„matinee“: Doku über Zitronenanbau in Sizilien, musikalisch-kulinarisches Rossini-Porträt und „Die Kulturwoche“

Außerdem: „Der Geschmack Europas – Der dänische Süden“ und „Faszination Oldtimer“

Wien (OTS) - Die „matinee“ am Sonntag, dem 12. August 2018, um 9.05 Uhr in ORF 2 führt nach Italien. „Wo die Zitronen blüh'n – Eine süßsaure Reise von den Alpen bis Sizilien“ (9.05 Uhr) eröffnet das Programm – eine Doku von Björn Kölz und Gernot Stadler, die sich dem traditionellen Anbau der gelben Frucht widmet. Danach steht „Gioacchino Rossini: Der Schwan von Pesaro“ (10.00 Uhr) im Mittelpunkt dieser Folge der Reihe „Musikalisch – Kulinarisch“. Eine Neuinszenierung seiner selten gespielten Oper „Ermione“ von den diesjährigen Tiroler Festspielen zeigt ORF 2 als TV-Fassung in einem „kulturMontag Spezial“ am 13. August. Den von Martin Traxl präsentierten ORF-Kulturvormittag beschließt „Die Kulturwoche“ mit Berichten und Tipps zum aktuellen kulturellen Geschehen (10.45 Uhr).

Nach der „ZiB“-Ausgabe um 11.00 Uhr zeigt ORF 2 zwei weitere (Ko-)Produktionen der ORF-TV-Kultur: eine Ausgabe der „matinee“-Reihe „Der Geschmack Europas“ (11.05 Uhr), die diesmal den dänischen Süden vorstellt, gefolgt von der Dokumentation „Faszination Oldtimer – Leidenschaft zwischen Rost und Chrom“ (11.35 Uhr).

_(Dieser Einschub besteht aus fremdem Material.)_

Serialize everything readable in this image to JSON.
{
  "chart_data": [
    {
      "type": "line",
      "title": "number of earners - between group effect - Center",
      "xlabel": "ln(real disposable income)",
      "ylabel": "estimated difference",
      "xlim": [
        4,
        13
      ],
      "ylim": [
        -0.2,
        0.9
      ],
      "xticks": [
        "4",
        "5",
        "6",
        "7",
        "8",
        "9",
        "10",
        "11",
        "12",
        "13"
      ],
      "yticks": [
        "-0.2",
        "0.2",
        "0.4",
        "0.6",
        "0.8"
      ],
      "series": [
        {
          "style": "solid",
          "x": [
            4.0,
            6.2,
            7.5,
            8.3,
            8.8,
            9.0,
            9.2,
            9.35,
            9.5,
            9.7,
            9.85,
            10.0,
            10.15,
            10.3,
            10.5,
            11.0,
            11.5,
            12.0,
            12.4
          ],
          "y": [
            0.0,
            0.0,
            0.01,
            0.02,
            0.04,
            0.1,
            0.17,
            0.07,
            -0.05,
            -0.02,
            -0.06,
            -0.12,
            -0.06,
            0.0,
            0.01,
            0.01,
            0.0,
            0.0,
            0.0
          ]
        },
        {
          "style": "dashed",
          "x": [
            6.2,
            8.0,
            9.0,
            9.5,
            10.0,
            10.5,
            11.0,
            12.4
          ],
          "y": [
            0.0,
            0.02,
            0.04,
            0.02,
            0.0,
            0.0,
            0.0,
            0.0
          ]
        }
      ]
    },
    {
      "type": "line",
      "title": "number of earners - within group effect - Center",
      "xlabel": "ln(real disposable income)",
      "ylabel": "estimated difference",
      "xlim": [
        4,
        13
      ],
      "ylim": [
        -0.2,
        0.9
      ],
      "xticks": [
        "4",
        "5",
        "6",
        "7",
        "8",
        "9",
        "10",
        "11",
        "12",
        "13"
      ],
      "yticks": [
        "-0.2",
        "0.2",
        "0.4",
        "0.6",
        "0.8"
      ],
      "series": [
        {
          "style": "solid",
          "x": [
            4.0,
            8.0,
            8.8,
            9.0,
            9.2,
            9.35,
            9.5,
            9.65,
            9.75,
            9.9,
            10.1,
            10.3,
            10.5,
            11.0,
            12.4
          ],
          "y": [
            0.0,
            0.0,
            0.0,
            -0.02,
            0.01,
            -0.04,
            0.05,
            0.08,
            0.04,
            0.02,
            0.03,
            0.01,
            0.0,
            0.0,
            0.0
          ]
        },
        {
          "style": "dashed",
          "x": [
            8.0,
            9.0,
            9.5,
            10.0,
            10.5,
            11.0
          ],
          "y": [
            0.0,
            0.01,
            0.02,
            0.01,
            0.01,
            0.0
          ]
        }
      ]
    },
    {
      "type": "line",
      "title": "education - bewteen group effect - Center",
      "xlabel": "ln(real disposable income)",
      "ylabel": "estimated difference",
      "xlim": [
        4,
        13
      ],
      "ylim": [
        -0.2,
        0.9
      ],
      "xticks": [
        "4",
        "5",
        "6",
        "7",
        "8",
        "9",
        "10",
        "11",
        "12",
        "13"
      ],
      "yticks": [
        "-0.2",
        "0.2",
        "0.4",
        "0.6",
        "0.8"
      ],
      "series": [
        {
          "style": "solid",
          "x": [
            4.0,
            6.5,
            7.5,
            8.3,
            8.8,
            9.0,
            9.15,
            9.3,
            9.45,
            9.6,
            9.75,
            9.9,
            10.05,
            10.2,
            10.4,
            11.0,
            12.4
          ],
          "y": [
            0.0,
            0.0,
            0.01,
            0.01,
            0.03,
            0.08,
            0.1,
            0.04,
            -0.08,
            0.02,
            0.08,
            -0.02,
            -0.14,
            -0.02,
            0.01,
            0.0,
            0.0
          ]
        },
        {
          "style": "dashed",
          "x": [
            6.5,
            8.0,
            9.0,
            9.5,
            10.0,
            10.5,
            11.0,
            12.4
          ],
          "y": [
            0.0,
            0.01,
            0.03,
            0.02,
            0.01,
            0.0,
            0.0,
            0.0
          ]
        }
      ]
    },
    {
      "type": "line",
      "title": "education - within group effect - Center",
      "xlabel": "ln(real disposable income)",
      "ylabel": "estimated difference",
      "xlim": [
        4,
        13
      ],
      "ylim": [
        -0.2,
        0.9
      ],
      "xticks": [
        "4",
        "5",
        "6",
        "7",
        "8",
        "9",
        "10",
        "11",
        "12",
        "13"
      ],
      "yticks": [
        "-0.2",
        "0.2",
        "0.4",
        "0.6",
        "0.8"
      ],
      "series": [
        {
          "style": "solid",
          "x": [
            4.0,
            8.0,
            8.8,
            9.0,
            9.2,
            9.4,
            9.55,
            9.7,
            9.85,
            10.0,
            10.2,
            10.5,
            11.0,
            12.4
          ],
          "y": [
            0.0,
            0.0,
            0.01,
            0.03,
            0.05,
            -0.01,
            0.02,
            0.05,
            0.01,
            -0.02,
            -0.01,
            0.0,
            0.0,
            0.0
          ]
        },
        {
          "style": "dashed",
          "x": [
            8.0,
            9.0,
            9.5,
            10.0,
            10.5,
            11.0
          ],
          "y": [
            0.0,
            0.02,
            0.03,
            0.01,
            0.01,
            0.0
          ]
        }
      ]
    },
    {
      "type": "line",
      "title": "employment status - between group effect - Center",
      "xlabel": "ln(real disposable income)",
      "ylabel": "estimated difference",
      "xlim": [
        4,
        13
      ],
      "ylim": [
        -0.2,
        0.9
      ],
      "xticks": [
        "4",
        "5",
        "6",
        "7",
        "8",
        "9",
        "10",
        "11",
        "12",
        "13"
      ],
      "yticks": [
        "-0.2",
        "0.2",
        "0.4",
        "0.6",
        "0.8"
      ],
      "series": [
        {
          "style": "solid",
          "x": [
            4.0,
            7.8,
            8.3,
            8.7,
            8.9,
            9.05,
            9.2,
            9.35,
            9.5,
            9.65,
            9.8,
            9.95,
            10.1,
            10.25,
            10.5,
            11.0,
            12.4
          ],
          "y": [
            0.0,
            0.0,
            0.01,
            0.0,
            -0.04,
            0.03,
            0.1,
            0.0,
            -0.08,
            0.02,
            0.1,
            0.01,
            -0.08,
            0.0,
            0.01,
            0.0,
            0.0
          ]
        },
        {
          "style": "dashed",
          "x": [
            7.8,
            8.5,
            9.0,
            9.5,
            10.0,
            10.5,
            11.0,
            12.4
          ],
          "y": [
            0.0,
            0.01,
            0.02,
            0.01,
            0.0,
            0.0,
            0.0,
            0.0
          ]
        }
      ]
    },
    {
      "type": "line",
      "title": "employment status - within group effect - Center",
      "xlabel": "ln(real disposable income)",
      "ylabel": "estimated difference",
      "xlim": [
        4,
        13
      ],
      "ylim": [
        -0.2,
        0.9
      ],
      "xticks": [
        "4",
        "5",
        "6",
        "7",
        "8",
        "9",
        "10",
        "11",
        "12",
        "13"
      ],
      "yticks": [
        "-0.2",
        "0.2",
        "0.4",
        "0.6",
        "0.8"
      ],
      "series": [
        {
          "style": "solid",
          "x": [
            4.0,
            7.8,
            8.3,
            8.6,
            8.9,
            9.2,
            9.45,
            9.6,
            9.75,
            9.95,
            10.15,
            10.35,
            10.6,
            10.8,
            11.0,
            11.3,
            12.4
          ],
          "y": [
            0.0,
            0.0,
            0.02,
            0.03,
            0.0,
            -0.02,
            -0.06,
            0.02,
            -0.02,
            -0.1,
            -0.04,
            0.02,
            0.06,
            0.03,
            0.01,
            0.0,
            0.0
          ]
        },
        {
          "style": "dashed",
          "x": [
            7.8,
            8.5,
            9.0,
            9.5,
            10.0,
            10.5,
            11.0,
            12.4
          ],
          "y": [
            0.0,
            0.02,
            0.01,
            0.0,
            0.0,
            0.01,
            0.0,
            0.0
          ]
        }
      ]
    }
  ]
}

„Wo die Zitronen blüh'n – Eine süßsaure Reise von den Alpen bis Sizilien“ (9.05 Uhr)

Als Goethe vom „Land, wo die Zitronen blühn“ schrieb, muss er wohl an Sizilien gedacht haben. Nirgendwo ist die Tradition des Anbaus dieser Frucht so in einer Region verwurzelt, nirgendwo ist die Vielfalt so groß. Zitronen sind untrennbar mit Landschaft und Lebensgefühl der größten Mittelmeerinsel verbunden. Das italienische Wort „Zagara“ für Zitrusblüte kommt von den arabischen Wörtern „zahara“ für strahlen und „zahr“ für Blüte. Araber brachten die Zitrone vor 1.000 Jahren nach Sizilien und kultivierten sie dort. Heute wachsen Millionen Zitronenbäume in Sizilien, viermal pro Jahr werden ihre Früchte geerntet. Besonders erfreulich: In Sizilien besinnen sich immer mehr Zitronenanbauer auf nachhaltigen Anbau und ihre Früchte gedeihen nun auch ohne chemische Behandlung prächtig. Sizilien bedeutet aber auch großartige Landschaften und außergewöhnliche Menschen, genussvolles Essen und eine reiche Geschichte.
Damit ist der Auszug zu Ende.